ML Code Completeness Checklist
Last year Joelle Pineau launched the Reproducibility checklist to facilitate reproducible research presented at major ML conferences (NeurIPS, ICML, …). Most of the items on the checklist focus on components of the paper.
One item on that checklist is “provide a link to source code”, but little guidance has been given beyond this. We at Papers with Code host the largest collection of paper implementations in one place, so we collated the best practices we’ve seen used by the most popular research repositories.
We summarized these best practices into ML Code Completeness Checklist that is now part of the official NeurIPS 2020 code submission process, and will be available to reviewers to use at their discretion.
ML Code Completeness Checklist
With the goal of enhancing reproducibility and enabling others to more easily build upon published work, we introduce the ML Code Completeness Checklist.
The ML Code Completeness Checklist assesses a code repository based on the scripts and artefacts that have been provided within it. It checks a code repository for:
- Dependencies — does a repository have information on dependencies or instructions on how to set up the environment?
- Training scripts — does a repository contain a way to train/fit the model(s) described in the paper?
- Evaluation scripts — does a repository contain a script to calculate the performance of the trained model(s) or run experiments on models?
- Pretrained models — does a repository provide free access to pretrained model weights?
- Results — does a repository contain a table/plot of main results and a script to reproduce those results?
Each repository can get between 0 (has none) and 5 (has all) ticks. More details on criteria for each item can be found in our github repository.

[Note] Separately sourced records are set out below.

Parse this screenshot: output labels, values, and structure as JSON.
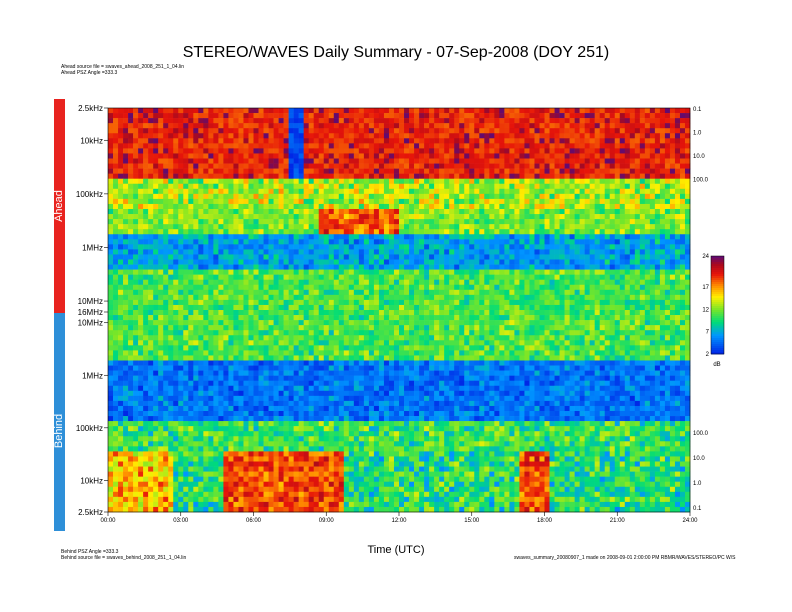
{
  "header": {
    "title": "STEREO/WAVES Daily Summary - 07-Sep-2008 (DOY 251)",
    "ahead_source": "Ahead source file = swaves_ahead_2008_251_1_04.lin",
    "ahead_psz": "Ahead PSZ Angle =333.3",
    "behind_psz": "Behind PSZ Angle =333.3",
    "behind_source": "Behind source file = swaves_behind_2008_251_1_04.lin",
    "footer_note": "swaves_summary_20080907_1 made on 2008-09-01 2:00:00 PM RBMR/WAVES/STEREO/PC W/S"
  },
  "labels": {
    "ahead": "Ahead",
    "behind": "Behind",
    "colorbar_unit": "dB"
  },
  "colors": {
    "ahead_bar": "#e8231f",
    "behind_bar": "#2e8fd8"
  },
  "chart_data": {
    "type": "heatmap",
    "xlabel": "Time (UTC)",
    "x_ticks": [
      "00:00",
      "03:00",
      "06:00",
      "09:00",
      "12:00",
      "15:00",
      "18:00",
      "21:00",
      "24:00"
    ],
    "xlim": [
      0,
      24
    ],
    "panels": [
      {
        "name": "Ahead",
        "y_scale": "log",
        "y_ticks": [
          "2.5kHz",
          "10kHz",
          "100kHz",
          "1MHz",
          "10MHz",
          "16MHz"
        ],
        "right_ticks": [
          "0.1",
          "1.0",
          "10.0",
          "100.0"
        ],
        "bands": [
          {
            "range": "2.5kHz-40kHz",
            "dominant": "red/orange, purple peaks"
          },
          {
            "range": "40kHz-150kHz",
            "dominant": "mixed green/yellow/red"
          },
          {
            "range": "150kHz-16MHz",
            "dominant": "blue/green noise"
          }
        ]
      },
      {
        "name": "Behind",
        "y_scale": "log",
        "y_ticks": [
          "10MHz",
          "1MHz",
          "100kHz",
          "10kHz",
          "2.5kHz"
        ],
        "right_ticks": [
          "100.0",
          "10.0",
          "1.0",
          "0.1"
        ],
        "bands": [
          {
            "range": "16MHz-1MHz",
            "dominant": "green/cyan noise"
          },
          {
            "range": "1MHz-100kHz",
            "dominant": "blue"
          },
          {
            "range": "100kHz-2.5kHz",
            "dominant": "green/blue, red/orange 05:00-10:00 and 17:00-18:00"
          }
        ]
      }
    ],
    "colorbar": {
      "ticks": [
        "24",
        "17",
        "12",
        "7",
        "2"
      ],
      "range": [
        2,
        24
      ],
      "unit": "dB"
    }
  }
}
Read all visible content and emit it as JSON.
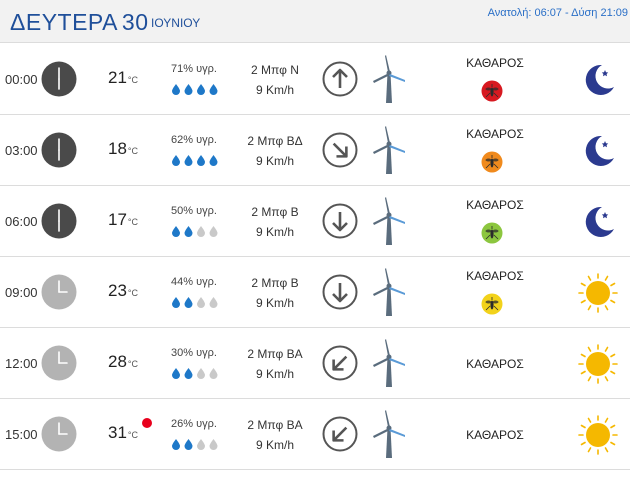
{
  "header": {
    "day": "ΔΕΥΤΕΡΑ",
    "date": "30",
    "month": "ΙΟΥΝΙΟΥ",
    "sun_info": "Ανατολή: 06:07 - Δύση 21:09"
  },
  "units": {
    "temp": "°C"
  },
  "rows": [
    {
      "time": "00:00",
      "temp": "21",
      "humidity": "71% υγρ.",
      "drops_filled": 4,
      "wind_bf": "2 Μπφ Ν",
      "wind_kmh": "9 Km/h",
      "wind_dir": "up-arrow-icon",
      "sky": "ΚΑΘΑΡΟΣ",
      "mosquito_color": "#d71920",
      "weather_icon": "moon-icon",
      "clock": "dark",
      "alert": false
    },
    {
      "time": "03:00",
      "temp": "18",
      "humidity": "62% υγρ.",
      "drops_filled": 4,
      "wind_bf": "2 Μπφ ΒΔ",
      "wind_kmh": "9 Km/h",
      "wind_dir": "down-right-arrow-icon",
      "sky": "ΚΑΘΑΡΟΣ",
      "mosquito_color": "#f08a1d",
      "weather_icon": "moon-icon",
      "clock": "dark",
      "alert": false
    },
    {
      "time": "06:00",
      "temp": "17",
      "humidity": "50% υγρ.",
      "drops_filled": 2,
      "wind_bf": "2 Μπφ Β",
      "wind_kmh": "9 Km/h",
      "wind_dir": "down-arrow-icon",
      "sky": "ΚΑΘΑΡΟΣ",
      "mosquito_color": "#8cc63f",
      "weather_icon": "moon-icon",
      "clock": "dark",
      "alert": false
    },
    {
      "time": "09:00",
      "temp": "23",
      "humidity": "44% υγρ.",
      "drops_filled": 2,
      "wind_bf": "2 Μπφ Β",
      "wind_kmh": "9 Km/h",
      "wind_dir": "down-arrow-icon",
      "sky": "ΚΑΘΑΡΟΣ",
      "mosquito_color": "#f2d21b",
      "weather_icon": "sun-icon",
      "clock": "light",
      "alert": false
    },
    {
      "time": "12:00",
      "temp": "28",
      "humidity": "30% υγρ.",
      "drops_filled": 2,
      "wind_bf": "2 Μπφ ΒΑ",
      "wind_kmh": "9 Km/h",
      "wind_dir": "down-left-arrow-icon",
      "sky": "ΚΑΘΑΡΟΣ",
      "mosquito_color": null,
      "weather_icon": "sun-icon",
      "clock": "light",
      "alert": false
    },
    {
      "time": "15:00",
      "temp": "31",
      "humidity": "26% υγρ.",
      "drops_filled": 2,
      "wind_bf": "2 Μπφ ΒΑ",
      "wind_kmh": "9 Km/h",
      "wind_dir": "down-left-arrow-icon",
      "sky": "ΚΑΘΑΡΟΣ",
      "mosquito_color": null,
      "weather_icon": "sun-icon",
      "clock": "light",
      "alert": true
    }
  ],
  "colors": {
    "header_text": "#1f4f9a",
    "sun_text": "#2a6fc7",
    "drop_filled": "#1e78c8",
    "drop_empty": "#c9c9c9",
    "clock_dark": "#4a4a4a",
    "clock_light": "#b3b3b3",
    "moon": "#2b3a8f",
    "sun": "#f5b800",
    "turbine": "#5a6c7d",
    "alert": "#e8001c"
  }
}
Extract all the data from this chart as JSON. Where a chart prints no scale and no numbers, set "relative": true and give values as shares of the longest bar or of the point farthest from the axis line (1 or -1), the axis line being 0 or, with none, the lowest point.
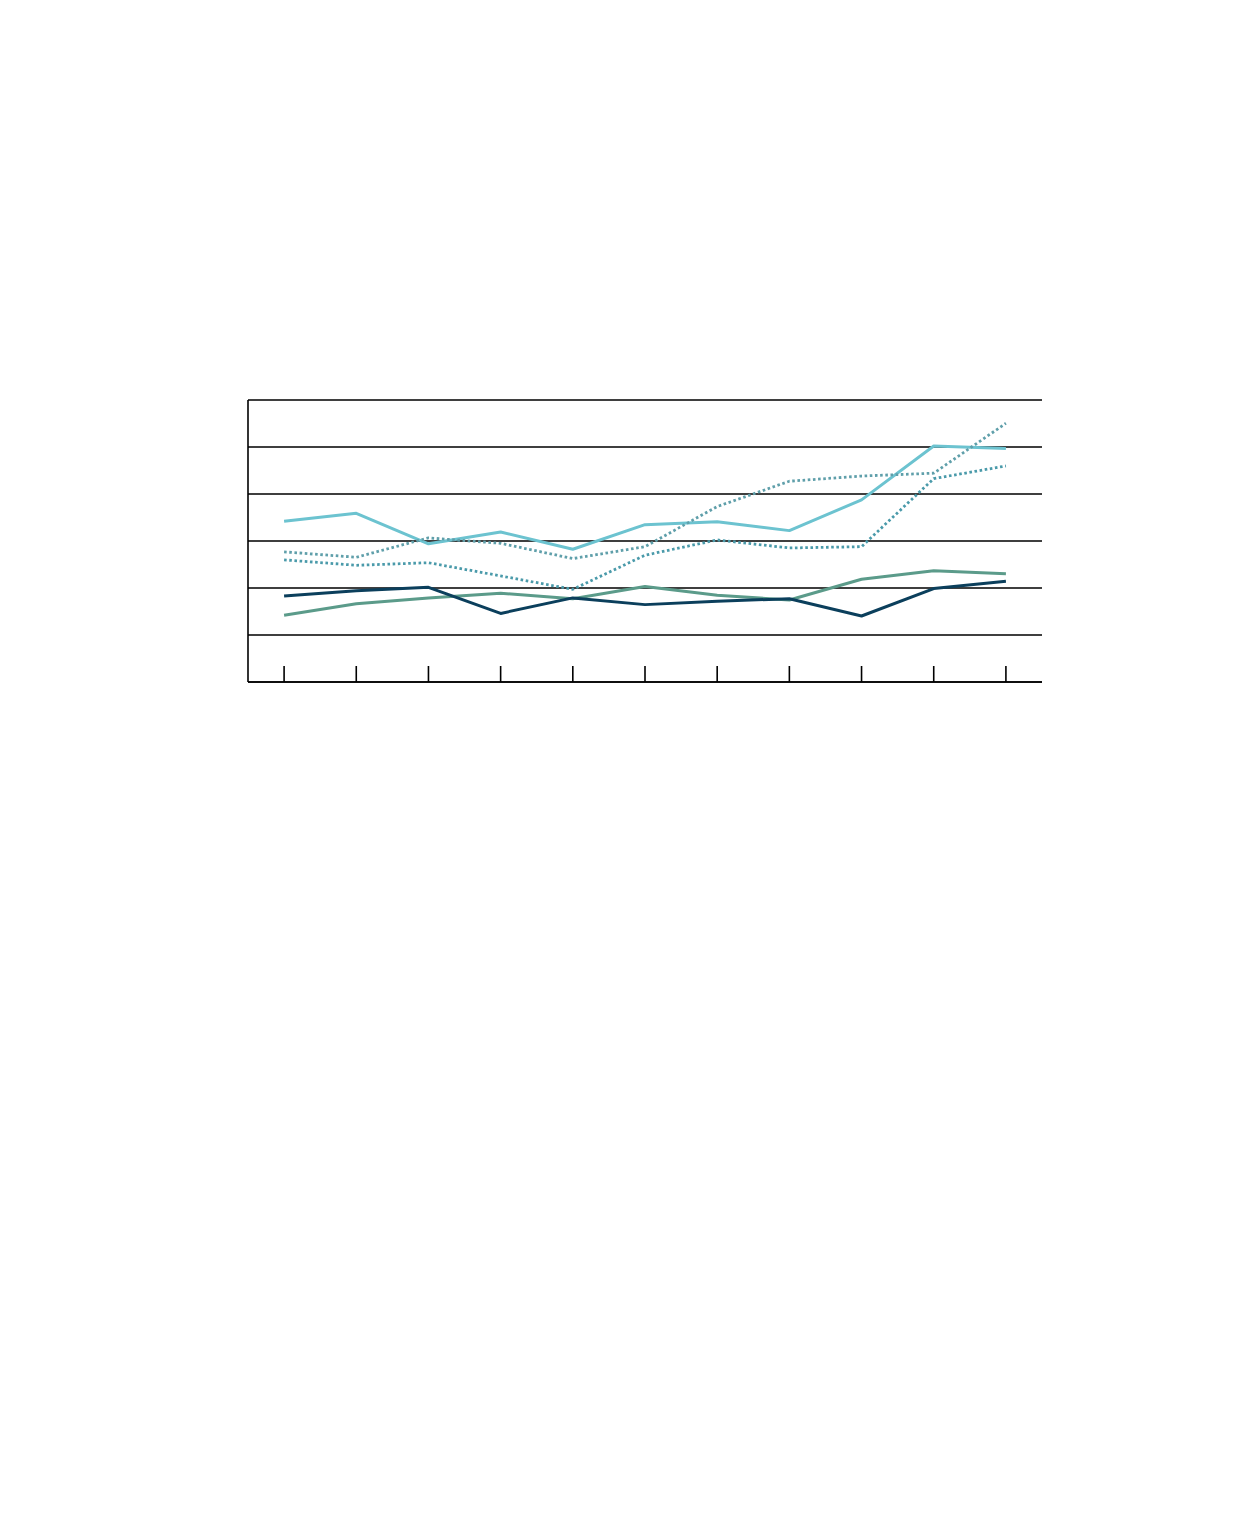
{
  "chart_data": {
    "type": "line",
    "relative": true,
    "grid": "y",
    "tick_labels": false,
    "categories": [
      null,
      null,
      null,
      null,
      null,
      null,
      null,
      null,
      null,
      null,
      null
    ],
    "series": [
      {
        "color": "#6cc3d0",
        "line_style": "solid",
        "values": [
          0.621,
          0.652,
          0.534,
          0.58,
          0.513,
          0.608,
          0.619,
          0.585,
          0.704,
          0.912,
          0.902
        ]
      },
      {
        "color": "#4a9aaa",
        "line_style": "dotted",
        "values": [
          0.472,
          0.451,
          0.461,
          0.41,
          0.358,
          0.49,
          0.549,
          0.518,
          0.523,
          0.786,
          0.835
        ]
      },
      {
        "color": "#5b9b8a",
        "line_style": "solid",
        "values": [
          0.258,
          0.302,
          0.325,
          0.343,
          0.322,
          0.369,
          0.335,
          0.317,
          0.397,
          0.43,
          0.418
        ]
      },
      {
        "color": "#5f9faa",
        "line_style": "dotted",
        "values": [
          0.503,
          0.482,
          0.557,
          0.536,
          0.477,
          0.523,
          0.678,
          0.776,
          0.796,
          0.807,
          1.0
        ]
      },
      {
        "color": "#0b3f5c",
        "line_style": "solid",
        "values": [
          0.332,
          0.353,
          0.366,
          0.265,
          0.325,
          0.299,
          0.312,
          0.322,
          0.255,
          0.361,
          0.389
        ]
      }
    ]
  }
}
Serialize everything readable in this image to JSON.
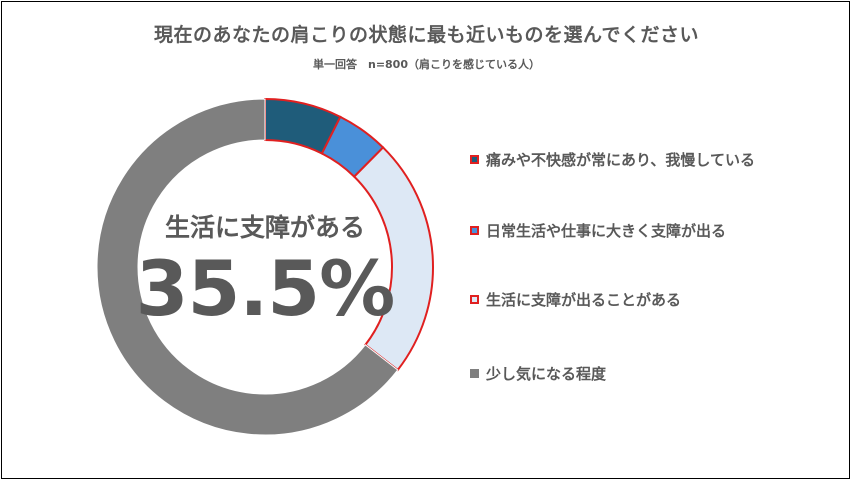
{
  "title": "現在のあなたの肩こりの状態に最も近いものを選んでください",
  "subtitle": "単一回答　n=800（肩こりを感じている人）",
  "center": {
    "label": "生活に支障がある",
    "value": "35.5%"
  },
  "chart_data": {
    "type": "pie",
    "variant": "donut",
    "categories": [
      "痛みや不快感が常にあり、我慢している",
      "日常生活や仕事に大きく支障が出る",
      "生活に支障が出ることがある",
      "少し気になる程度"
    ],
    "values": [
      7.4,
      5.0,
      23.1,
      64.5
    ],
    "colors": [
      "#1f5c7a",
      "#4a90d9",
      "#dde8f5",
      "#7f7f7f"
    ],
    "highlight_color": "#e02020",
    "legend": "right"
  }
}
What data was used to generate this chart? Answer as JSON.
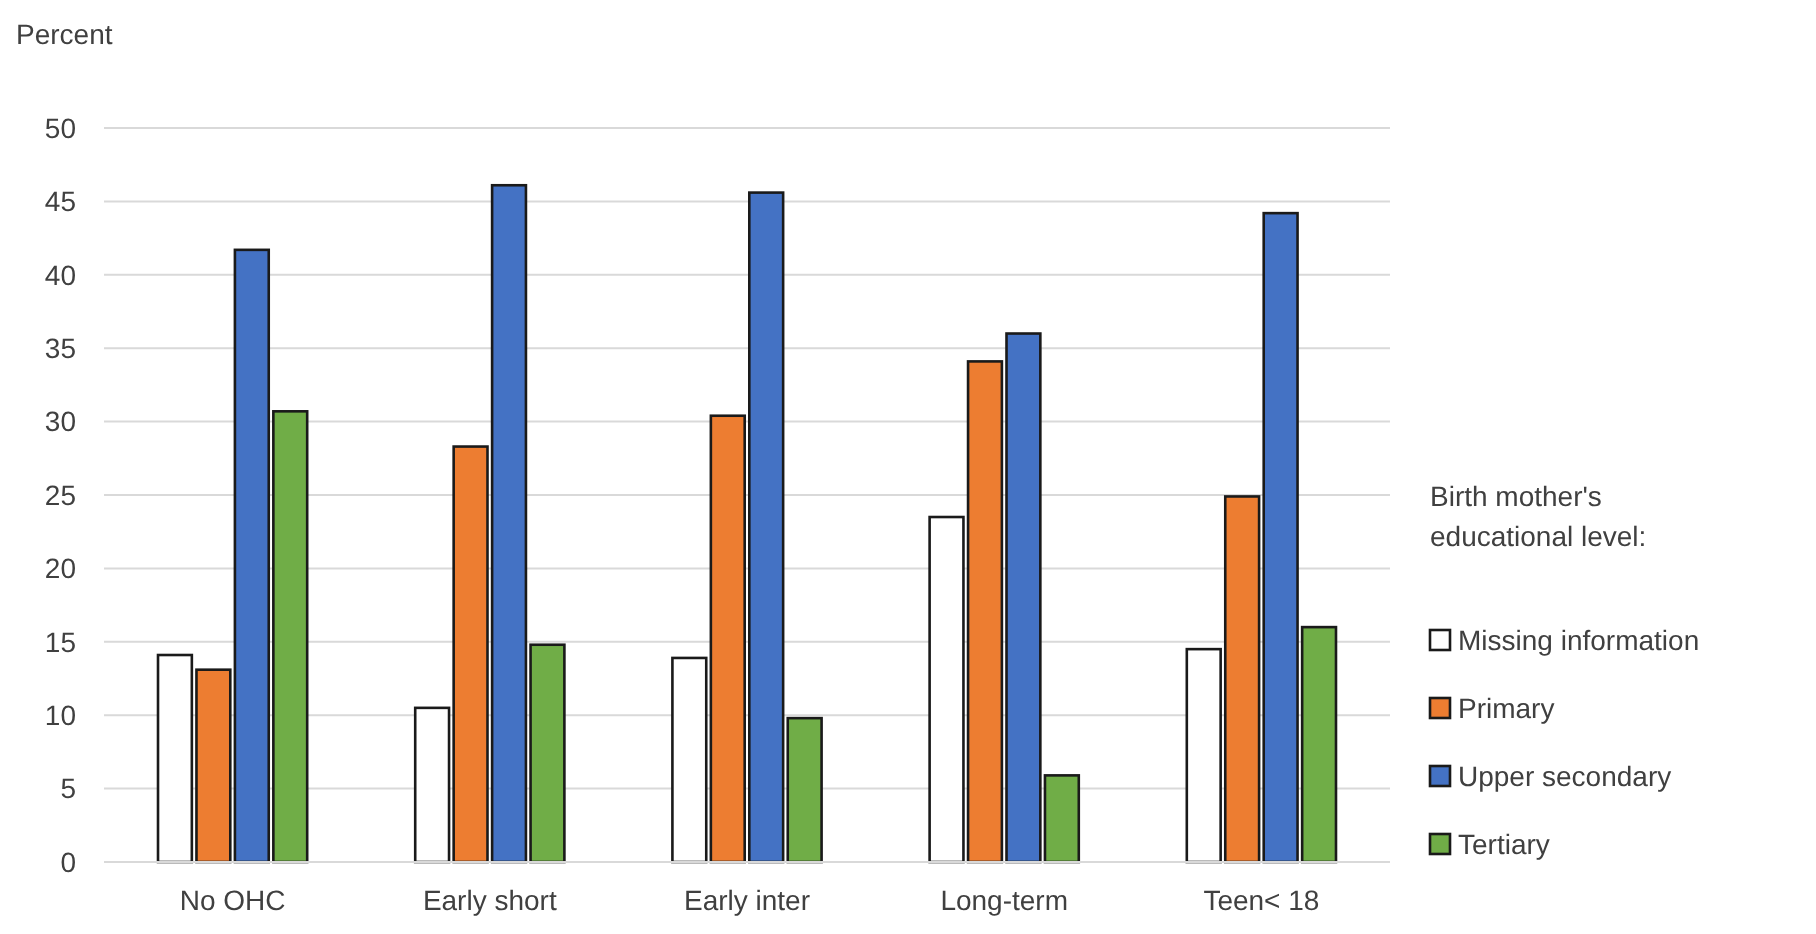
{
  "chart_data": {
    "type": "bar",
    "ylabel": "Percent",
    "legend_title": "Birth mother's educational level:",
    "categories": [
      "No OHC",
      "Early short",
      "Early inter",
      "Long-term",
      "Teen< 18"
    ],
    "series": [
      {
        "name": "Missing information",
        "color": "#ffffff",
        "values": [
          14.1,
          10.5,
          13.9,
          23.5,
          14.5
        ]
      },
      {
        "name": "Primary",
        "color": "#ed7d31",
        "values": [
          13.1,
          28.3,
          30.4,
          34.1,
          24.9
        ]
      },
      {
        "name": "Upper secondary",
        "color": "#4472c4",
        "values": [
          41.7,
          46.1,
          45.6,
          36.0,
          44.2
        ]
      },
      {
        "name": "Tertiary",
        "color": "#70ad47",
        "values": [
          30.7,
          14.8,
          9.8,
          5.9,
          16.0
        ]
      }
    ],
    "ylim": [
      0,
      50
    ],
    "yticks": [
      0,
      5,
      10,
      15,
      20,
      25,
      30,
      35,
      40,
      45,
      50
    ],
    "grid": "y",
    "legend": "right"
  }
}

What’s the evidence that checklist items encourage more useful repositories?
The community commonly uses GitHub stars as a proxy for repository usefulness. Therefore, our expectation is that repositories scoring higher on the ML Code Completeness Checklist should also tend to have more GitHub stars.
To verify this hypothesis we selected the 884 GitHub repositories submitted as official implementations to NeurIPS 2019 papers. We randomly selected a 25% subset of these 884 repositories and manually scored them on the ML Code Completeness Checklist.
We grouped this sample of NeurIPS 2019 GitHub repositories by how many ticks they have on the ML Code Completeness Checklist and plotted the median GitHub stars in each group. The result is below:
NeurIPS 2019 repositories with 0 ticks had a median of 1.5 GitHub stars. In contrast, repositories with 5 ticks had a median of 196.5 GitHub stars. Only 9% of repositories had 5 ticks, and most repositories (70%) had 3 ticks or less.
We also ran the Wilcoxon rank sum test, and found that the number of stars in the 5-tick class is significantly (p.value < 1e-4) higher to all other classes except 5 vs 4 (where the p.value is borderline at 0.015). You can see the data and code behind this figure in our github repository.
To examine if this relationship holds more broadly, we created a script to automate the checklist calculation from the repository README and its associated code. We then repeated the analysis on the whole set of 884 NeurIPS 2019 repositories, and also on a wider set of 8926 code repositories for all ML papers published in 2019. In both cases, we got qualitatively the same result, with median stars monotonically increasing with ticks in a statistically significant way (p.value < 1e-4). Finally, using robust linear regression, we found that pretrained models and results have the largest positive impact on GitHub stars.
We feel this is useful evidence that encouraging researchers to include all the components stipulated by the ML Code Completeness Checklist will lead to more useful repositories, and that the checklist score is indicative of higher quality submissions.
At this time, we are not claiming that the suggested 5 checklist items are the only or even the biggest contributors to repository’s popularity. Other factors are likely to influence popularity, such as: size of scientific contribution, marketing (e.g. blog posts and Twitter), documentation (comprehensive READMEs, tutorials and API documentation), code quality and previous work.
Some example NeurIPS 2019 repositories with 5 ticks are:
We acknowledge that while we aimed to make the checklist as general as possible, it might not be fully applicable to all types of papers, e.g. theoretical or dataset papers. However, even if the primary goal of a paper is to introduce a dataset, it can still benefit from releasing baseline models, with training scripts, evaluation scripts and results.
Start using it
To make it easier for reviewers and users to understand what is included in the repository and for us to correctly score it, we provide a collection of best practices around writing README.md files, specifying dependencies, releasing pretrained models, datasets and results.
Our recommendation is to clearly lay out these 5 elements in your repository, and to link to any external resources, such as papers and leaderboards to provide more context and clarity to your users.
These are the official code submission recommendations at NeurIPS 2020.
Let’s work together to improve reproducibility in our field and help advance science!